Among the many innovations, some brilliant and some quirky, of Tipu Sultan was the creation of a new army batallion called the Zumrah Gumrah batallion. In the Tarikh e Tipu Sultan, Mir Husssain Kirmani writes that the Sultan selected ten thousand men from the soldiers in his army.
Shaikhs and Syeds, inhabitants of Seringapatam, Kilar, Devanahalli, Suba Sira, great Balapur and Tanjore were enrolled and Tipu called them his ‘Zumrai Khas’. The name of their batallion was derived from the Farsi couplet – ‘dur Zumrai Ma Ghumm Nubashud’, that is, ‘in our company sorrow shall find no entrance’. Zumrai in Farsi means Company or Unit and Khas means personal. So, this unit was his personal bodyguard. And what is very interesting here is that each consonant sound of the ‘Ghumm Nubashud’ was said to point to some racial element of the batallion. The letter ghayn (G) being the symbol of men of foreign nations(probably the French), mim(M) to denote mughals and marathas, nun (N) for Navayats (Muslims from the Konkan coast), be (B) for Brahmin, alif (A) for Afghan, shin(Sh) for Shia muslim and dal (D) for the Mehdivis in the army.
The Mehdivis were Shia Muslims who believed that Prophet Mohamed was not the last prophet and another one would follow. They made good soldiers but were later deported out of Mysorean territory on Tipu Sultan’s orders on account of their fanaticism to religion and deviation from the Sunni Muslim mainstream.
However in contemporary parlance of that time, the batallion began to be called ‘Zumra Ghumra’. Kirmani further writes that the men of this division now became the most acceptable in the eyes of the Sultan, and all confidence was implicitly placed upon them. Towards the end of Tipu’s reign, Kirmani observes, this batallion (Kirmani calls it an ‘infidel’ batallion probably on account of it’s large Hindu and Shia muslim elements) gained complete ascendancy over all the departments of the state, and entered boldly into all the measures of government.

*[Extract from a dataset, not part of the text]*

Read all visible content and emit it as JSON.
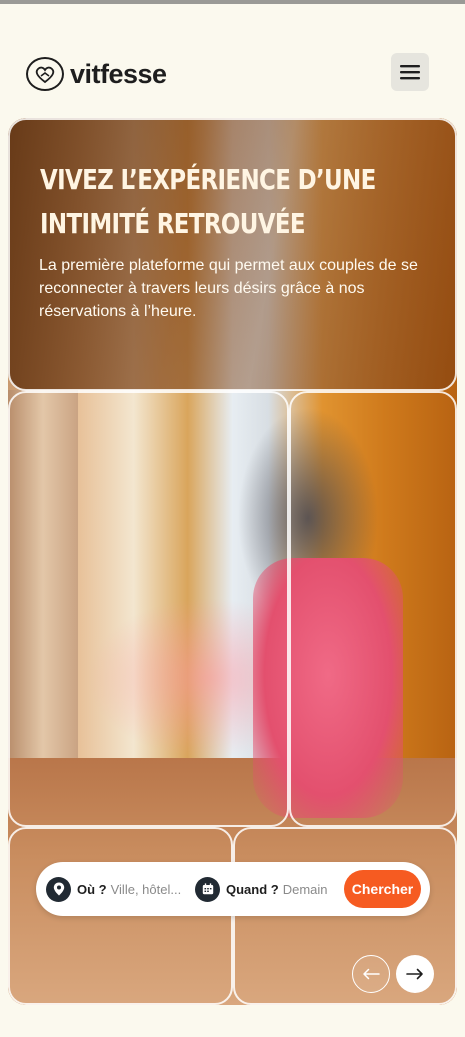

Unlike other choice batallions in Tipu’s service like the Asadilahi or the Jaish Risala, this was one with a mix of members professing different faiths as well as racial backgrounds. Tipu would have felt it safer to associate the safety of his inner circle and himself in the company of such men who would not be bound by one single religion or nationality but would be subservient only to their master – Tipu Sultan and the greater cause of Mysore.
However Kirmani also mentions that Mir Nadim, the killedar of Seringapatam who would later be accused of not opening an inner gate inspite of Tipu’s personal orders to do so, and thus in the end bring about Tipu’s martyrdom during the final battle of Seringapatam also belonged to this batallion.